2.2.1 Trade margins in colonial time
Unfortunately data on trade margins during the colonial period are almost non-existent. Sivasubramonian in his research on the national income of India in the 20th century and Horlings for the Netherlands between 1800-1850 were confronted with a similar data problem as well (Sivasubramonian, 2000, p. 338; Horlings, 1995, p. 342).
Smits, on the other hand, gives some very detailed information on trade margins in the Netherlands. According to his calculations for the trade house Van Eeghen the gross profit margin was in the 1850s on average between 25 to 30 percent for imports and the net profit margin between 10 and 12 percent. Compared to trade margins for the NHM, he concludes, this seems to be a rather modest estimate. Furthermore Smits found that the trade margin on imports decreased to around 6 percent in 1890 and 5 percent in 1913 (Smits, 1995, p. 314-315).

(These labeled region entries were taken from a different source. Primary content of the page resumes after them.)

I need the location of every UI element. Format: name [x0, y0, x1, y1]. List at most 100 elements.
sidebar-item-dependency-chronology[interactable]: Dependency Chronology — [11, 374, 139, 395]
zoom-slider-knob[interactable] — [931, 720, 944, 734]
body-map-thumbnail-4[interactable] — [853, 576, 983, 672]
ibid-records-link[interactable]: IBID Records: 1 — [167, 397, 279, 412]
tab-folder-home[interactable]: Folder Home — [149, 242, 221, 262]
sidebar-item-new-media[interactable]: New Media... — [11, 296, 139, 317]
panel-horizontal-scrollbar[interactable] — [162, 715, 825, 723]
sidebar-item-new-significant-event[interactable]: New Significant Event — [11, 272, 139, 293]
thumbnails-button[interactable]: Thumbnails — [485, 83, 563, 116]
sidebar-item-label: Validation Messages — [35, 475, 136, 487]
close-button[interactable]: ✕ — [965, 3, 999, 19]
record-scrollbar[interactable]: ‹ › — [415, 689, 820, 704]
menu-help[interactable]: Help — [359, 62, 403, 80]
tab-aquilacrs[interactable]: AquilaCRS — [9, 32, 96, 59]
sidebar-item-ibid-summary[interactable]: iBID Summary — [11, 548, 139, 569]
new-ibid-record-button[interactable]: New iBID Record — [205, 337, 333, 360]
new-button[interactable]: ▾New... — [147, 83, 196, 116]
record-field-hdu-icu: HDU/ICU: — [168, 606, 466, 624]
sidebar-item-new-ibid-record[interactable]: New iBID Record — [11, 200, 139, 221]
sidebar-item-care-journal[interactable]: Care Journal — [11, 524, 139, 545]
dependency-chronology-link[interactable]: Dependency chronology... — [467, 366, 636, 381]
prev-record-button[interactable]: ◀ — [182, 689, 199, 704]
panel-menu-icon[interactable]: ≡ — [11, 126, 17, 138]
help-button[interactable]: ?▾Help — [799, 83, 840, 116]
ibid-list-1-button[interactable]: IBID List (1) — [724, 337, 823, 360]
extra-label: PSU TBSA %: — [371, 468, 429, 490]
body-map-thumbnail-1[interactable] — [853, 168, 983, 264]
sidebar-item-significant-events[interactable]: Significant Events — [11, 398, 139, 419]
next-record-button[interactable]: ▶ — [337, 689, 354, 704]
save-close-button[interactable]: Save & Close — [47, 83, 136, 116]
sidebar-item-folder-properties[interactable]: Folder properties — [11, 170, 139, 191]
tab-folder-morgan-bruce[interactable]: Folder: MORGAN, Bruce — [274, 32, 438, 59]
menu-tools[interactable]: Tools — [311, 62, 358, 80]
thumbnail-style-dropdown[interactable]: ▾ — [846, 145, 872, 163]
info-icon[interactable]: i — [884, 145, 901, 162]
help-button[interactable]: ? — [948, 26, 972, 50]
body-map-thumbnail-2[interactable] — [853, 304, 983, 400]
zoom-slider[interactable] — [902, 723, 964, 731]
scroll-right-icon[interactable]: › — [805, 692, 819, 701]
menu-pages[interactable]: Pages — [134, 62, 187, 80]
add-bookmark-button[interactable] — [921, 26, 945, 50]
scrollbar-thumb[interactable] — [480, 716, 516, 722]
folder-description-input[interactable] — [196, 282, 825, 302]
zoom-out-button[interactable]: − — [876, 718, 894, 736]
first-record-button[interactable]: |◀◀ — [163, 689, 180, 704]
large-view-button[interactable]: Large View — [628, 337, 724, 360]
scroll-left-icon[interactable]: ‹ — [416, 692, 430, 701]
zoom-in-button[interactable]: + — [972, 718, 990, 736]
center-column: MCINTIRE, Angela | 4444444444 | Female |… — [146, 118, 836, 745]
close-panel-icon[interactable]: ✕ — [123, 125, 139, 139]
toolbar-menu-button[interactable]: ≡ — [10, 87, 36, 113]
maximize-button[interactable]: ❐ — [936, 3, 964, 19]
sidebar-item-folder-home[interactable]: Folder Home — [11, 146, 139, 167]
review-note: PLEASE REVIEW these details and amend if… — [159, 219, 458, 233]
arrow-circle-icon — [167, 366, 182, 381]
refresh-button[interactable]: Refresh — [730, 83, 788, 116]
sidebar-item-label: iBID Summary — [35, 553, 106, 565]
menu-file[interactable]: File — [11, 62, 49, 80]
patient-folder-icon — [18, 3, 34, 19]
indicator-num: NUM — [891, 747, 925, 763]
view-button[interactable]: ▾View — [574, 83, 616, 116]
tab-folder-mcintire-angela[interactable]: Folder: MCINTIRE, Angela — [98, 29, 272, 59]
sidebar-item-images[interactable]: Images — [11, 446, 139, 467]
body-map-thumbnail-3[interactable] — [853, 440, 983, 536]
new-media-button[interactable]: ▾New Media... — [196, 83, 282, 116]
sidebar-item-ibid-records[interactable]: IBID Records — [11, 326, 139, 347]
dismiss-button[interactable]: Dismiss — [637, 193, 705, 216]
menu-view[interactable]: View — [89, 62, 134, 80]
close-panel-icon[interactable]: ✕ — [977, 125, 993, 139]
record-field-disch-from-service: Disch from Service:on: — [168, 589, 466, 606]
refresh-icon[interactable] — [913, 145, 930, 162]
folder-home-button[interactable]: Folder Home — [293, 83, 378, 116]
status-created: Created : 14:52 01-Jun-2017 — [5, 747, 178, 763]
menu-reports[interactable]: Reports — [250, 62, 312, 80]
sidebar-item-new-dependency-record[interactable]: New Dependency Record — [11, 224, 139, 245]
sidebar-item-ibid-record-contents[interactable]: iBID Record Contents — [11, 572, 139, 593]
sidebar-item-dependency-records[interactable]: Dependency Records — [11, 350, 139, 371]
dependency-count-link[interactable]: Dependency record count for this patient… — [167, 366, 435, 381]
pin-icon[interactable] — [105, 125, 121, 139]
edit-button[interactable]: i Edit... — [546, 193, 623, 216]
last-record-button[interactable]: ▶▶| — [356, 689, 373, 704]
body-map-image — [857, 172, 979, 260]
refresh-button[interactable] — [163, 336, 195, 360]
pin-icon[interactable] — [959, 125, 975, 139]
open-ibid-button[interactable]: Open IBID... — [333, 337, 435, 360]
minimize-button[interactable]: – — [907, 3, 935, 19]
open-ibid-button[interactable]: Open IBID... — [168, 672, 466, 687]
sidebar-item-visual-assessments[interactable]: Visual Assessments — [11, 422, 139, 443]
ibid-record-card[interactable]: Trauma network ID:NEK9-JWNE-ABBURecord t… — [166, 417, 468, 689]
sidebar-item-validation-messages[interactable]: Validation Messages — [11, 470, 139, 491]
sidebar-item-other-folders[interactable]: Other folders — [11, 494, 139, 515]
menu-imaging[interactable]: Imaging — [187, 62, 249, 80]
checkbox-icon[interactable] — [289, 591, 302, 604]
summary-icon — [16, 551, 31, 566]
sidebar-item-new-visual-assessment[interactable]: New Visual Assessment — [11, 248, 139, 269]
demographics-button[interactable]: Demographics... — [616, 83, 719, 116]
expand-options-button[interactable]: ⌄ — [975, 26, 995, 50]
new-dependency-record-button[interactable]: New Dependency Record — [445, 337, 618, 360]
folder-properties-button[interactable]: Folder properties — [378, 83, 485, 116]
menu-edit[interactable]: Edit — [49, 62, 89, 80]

However, for the Netherlands-Indies no direct data on trade margins for the colonial period have been found. Research in the archives of Dutch trading houses, such as Internatio, Handelsvereniging Amsterdam (HVA, Trading Association Amsterdam) and the Nederlandse Handelsmaatschappij (NHM, Netherlands Trading Society) has not yielded information that enables one to calculate disaggregated trade margins. Only a very crude way can be adopted to estimate an aggregated trade margin. This is by dividing total turnover by gross profit. The annual reports of Internatio and Hagemeijer provide this information.
This method results in trade margins that vary significantly between an average of 17.6 percent for Hagemeijer and 4.5 percent for Internatio. It is hard to believe that such large and consistent differences really existed. Especially because trends in profitability are fairly similar. Probably the difference is just caused by different accounting methods and the ‘true’ profit margin lies somewhere in between.